3. Caught Between "Cost" and "Quality": The Challenge of Partial Updates
When translating frequently updated content such as websites or manuals, re-translating the entire text every time is inefficient.
- Cost issue: Even if only one line is modified in a document with tens of thousands of characters, re-translating the entire text will result in enormous API costs.
- Quality issue: If you retranslate the entire text, there is a risk that even the wording of sections that were not modified will change.
Therefore, a mechanism to identify and translate only the updated sections (differential translation) is necessary, but this creates the next major challenge.
4. Context Disconnection: The Pitfalls of Patchwork Translation
If you only send the updated sections to the AI, it cannot understand the "context before and after" those parts.
Example: Even though the previous sentences are written in a formal style, only the newly added sentence is translated in a polite style.
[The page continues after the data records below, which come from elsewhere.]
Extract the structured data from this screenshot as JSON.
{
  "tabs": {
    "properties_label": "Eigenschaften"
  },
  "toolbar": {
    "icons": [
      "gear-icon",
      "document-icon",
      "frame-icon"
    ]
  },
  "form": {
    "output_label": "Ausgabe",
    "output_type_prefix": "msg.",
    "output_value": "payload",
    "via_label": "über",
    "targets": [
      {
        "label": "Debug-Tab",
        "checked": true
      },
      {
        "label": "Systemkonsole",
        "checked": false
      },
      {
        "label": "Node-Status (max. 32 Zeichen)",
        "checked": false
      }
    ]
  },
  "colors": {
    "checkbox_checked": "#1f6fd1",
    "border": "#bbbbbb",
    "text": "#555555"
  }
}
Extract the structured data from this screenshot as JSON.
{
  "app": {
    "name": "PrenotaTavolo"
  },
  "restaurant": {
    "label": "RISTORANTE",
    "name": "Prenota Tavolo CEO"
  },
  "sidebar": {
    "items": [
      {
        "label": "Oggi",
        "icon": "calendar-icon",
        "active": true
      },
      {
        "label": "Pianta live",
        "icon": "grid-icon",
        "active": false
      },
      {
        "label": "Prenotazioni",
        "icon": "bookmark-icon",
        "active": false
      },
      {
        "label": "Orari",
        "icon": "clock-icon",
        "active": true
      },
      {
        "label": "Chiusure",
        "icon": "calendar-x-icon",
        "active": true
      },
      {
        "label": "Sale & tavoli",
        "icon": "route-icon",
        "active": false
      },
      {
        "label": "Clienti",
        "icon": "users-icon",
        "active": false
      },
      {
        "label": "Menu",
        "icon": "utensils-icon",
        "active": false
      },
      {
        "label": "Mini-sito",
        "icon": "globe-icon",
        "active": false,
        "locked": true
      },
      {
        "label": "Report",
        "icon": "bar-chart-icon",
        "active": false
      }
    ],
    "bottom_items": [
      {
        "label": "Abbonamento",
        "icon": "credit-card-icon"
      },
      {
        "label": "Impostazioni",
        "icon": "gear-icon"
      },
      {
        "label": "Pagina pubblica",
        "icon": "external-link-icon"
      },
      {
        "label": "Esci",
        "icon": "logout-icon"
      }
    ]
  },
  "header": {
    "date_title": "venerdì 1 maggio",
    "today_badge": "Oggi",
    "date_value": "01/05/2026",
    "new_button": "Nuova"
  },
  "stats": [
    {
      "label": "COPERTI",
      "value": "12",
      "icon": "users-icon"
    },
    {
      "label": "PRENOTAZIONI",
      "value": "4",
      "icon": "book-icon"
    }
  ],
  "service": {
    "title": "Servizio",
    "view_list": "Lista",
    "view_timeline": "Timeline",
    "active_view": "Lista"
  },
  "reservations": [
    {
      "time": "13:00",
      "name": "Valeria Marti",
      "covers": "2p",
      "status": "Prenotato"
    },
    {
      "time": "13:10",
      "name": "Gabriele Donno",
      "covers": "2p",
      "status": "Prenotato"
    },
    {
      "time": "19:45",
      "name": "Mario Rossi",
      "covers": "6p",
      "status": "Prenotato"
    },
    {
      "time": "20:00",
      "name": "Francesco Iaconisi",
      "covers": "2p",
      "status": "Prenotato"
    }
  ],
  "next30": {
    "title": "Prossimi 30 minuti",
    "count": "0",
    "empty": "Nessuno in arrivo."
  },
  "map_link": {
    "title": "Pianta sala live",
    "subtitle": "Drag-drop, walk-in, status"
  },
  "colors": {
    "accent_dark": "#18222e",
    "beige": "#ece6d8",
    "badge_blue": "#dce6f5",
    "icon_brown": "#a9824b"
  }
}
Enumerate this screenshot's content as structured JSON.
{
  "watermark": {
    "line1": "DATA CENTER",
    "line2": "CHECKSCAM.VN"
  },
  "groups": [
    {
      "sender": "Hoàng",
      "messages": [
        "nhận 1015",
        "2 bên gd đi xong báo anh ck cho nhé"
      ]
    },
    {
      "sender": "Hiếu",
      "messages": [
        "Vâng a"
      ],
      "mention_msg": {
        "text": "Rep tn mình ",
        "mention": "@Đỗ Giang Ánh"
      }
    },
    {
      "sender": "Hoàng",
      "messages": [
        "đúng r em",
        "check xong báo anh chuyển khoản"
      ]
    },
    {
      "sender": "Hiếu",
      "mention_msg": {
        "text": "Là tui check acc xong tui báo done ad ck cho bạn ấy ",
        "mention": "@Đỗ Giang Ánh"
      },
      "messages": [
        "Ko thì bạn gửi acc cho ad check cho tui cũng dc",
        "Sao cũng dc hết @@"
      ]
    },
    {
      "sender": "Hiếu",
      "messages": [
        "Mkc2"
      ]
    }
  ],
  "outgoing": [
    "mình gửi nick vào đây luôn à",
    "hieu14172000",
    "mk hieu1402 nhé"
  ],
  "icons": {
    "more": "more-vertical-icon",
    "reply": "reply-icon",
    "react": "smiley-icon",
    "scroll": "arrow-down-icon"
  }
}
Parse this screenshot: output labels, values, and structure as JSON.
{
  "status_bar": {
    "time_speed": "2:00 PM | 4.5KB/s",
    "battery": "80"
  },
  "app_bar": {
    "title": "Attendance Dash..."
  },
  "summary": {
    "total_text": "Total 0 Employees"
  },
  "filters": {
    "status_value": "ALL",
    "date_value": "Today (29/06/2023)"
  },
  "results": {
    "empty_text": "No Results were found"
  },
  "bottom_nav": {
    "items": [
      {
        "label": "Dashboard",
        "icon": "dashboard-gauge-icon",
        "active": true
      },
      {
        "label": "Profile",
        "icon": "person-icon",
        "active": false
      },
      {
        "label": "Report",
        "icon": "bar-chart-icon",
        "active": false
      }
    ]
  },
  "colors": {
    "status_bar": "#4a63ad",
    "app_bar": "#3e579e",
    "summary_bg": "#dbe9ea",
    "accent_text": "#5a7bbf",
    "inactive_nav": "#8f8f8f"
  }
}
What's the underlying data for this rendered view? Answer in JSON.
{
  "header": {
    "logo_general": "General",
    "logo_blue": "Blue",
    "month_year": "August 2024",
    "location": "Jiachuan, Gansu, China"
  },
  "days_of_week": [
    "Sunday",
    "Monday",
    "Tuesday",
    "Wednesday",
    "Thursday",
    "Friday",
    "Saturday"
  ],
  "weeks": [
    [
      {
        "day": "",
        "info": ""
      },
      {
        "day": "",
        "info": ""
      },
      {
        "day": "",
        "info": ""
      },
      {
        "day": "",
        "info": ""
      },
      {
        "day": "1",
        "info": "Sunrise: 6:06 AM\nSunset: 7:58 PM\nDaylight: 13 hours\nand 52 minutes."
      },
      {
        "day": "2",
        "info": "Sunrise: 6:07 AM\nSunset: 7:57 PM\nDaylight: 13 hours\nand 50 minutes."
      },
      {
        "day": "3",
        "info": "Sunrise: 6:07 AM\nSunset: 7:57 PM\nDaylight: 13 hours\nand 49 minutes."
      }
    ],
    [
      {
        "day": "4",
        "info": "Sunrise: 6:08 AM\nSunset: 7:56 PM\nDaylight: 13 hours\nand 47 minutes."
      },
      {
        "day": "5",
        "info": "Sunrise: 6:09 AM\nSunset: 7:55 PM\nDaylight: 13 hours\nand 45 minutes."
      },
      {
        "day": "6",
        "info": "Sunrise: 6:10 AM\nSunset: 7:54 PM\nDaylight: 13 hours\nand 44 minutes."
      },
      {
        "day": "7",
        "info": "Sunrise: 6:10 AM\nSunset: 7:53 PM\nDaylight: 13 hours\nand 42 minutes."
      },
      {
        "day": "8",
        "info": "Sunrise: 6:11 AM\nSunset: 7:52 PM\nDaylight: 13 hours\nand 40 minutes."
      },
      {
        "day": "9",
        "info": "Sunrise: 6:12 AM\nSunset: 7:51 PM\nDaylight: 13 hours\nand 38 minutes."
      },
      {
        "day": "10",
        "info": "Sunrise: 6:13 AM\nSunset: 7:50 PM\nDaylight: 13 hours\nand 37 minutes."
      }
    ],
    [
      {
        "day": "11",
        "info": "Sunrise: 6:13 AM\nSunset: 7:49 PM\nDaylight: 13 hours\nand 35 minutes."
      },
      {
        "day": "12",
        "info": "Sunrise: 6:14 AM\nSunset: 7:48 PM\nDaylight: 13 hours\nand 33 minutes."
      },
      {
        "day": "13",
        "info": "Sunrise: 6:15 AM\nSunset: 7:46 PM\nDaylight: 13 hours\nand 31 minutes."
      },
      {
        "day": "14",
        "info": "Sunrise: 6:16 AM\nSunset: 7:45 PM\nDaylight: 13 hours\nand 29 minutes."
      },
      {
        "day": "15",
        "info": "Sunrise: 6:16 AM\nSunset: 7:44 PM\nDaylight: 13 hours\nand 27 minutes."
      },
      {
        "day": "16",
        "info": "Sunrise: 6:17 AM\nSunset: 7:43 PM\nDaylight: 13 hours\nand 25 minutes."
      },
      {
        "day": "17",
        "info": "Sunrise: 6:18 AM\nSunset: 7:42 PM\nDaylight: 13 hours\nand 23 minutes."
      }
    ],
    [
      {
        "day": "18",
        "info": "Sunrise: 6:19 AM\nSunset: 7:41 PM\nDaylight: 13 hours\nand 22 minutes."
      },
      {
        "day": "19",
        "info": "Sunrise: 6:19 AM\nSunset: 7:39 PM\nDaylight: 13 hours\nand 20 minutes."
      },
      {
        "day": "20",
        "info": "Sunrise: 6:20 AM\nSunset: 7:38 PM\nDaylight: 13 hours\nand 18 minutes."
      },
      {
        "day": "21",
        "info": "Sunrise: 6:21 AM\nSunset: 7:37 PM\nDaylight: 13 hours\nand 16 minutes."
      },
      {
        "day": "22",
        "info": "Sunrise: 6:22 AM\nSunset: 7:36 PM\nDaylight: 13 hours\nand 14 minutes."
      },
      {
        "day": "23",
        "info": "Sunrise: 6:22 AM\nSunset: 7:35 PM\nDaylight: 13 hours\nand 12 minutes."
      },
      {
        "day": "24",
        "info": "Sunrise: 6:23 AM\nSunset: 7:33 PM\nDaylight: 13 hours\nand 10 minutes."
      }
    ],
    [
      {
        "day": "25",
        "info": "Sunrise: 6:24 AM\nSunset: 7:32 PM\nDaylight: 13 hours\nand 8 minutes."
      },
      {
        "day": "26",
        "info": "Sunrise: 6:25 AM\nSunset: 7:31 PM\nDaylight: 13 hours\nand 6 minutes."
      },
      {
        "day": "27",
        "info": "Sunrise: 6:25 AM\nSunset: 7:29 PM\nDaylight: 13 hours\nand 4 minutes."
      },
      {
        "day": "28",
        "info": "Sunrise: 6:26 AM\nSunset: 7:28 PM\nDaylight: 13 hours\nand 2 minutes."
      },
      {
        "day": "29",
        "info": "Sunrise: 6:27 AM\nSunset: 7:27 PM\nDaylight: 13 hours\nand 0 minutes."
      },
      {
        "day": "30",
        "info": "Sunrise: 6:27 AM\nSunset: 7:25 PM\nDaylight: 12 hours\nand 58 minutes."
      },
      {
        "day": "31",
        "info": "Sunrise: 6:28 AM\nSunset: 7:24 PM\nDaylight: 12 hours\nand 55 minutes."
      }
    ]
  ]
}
Alternatively, if the AI cannot determine what a pronoun (such as "it," "he," or "she") refers to, mistranslations can occur.
To prevent this kind of "patchwork" translation, it is necessary to implement an advanced system that provides not only the updated segments to be translated, but also the surrounding existing translations as context (background information) to the AI.
Approaches to Solving These Challenges
To address these issues, it is necessary to take a “translation orchestration” approach like the ones below, rather than simply making API calls.
- Utilizing Translation Memory (TM): Store past translation results in a database, avoid retranslating identical sentences, and refer to similar sentences as needed.
- RAG (Retrieval-Augmented Generation) Approach: Dynamically inject glossaries and past best practices into prompts during translation.
- Context injection: When performing differential translation, provide several lines before and after as "reference information" to the API to ensure consistency in tone.
Summary
Incorporating AI translation into a system is not just about converting languages; it is an engineering challenge of how to manage consistency.
Rather than blindly trusting that "AI is perfect," it is important to understand the characteristics of the API and develop a system to maintain context and manage terminology. That is the key to successfully achieving high-quality multilingual deployment.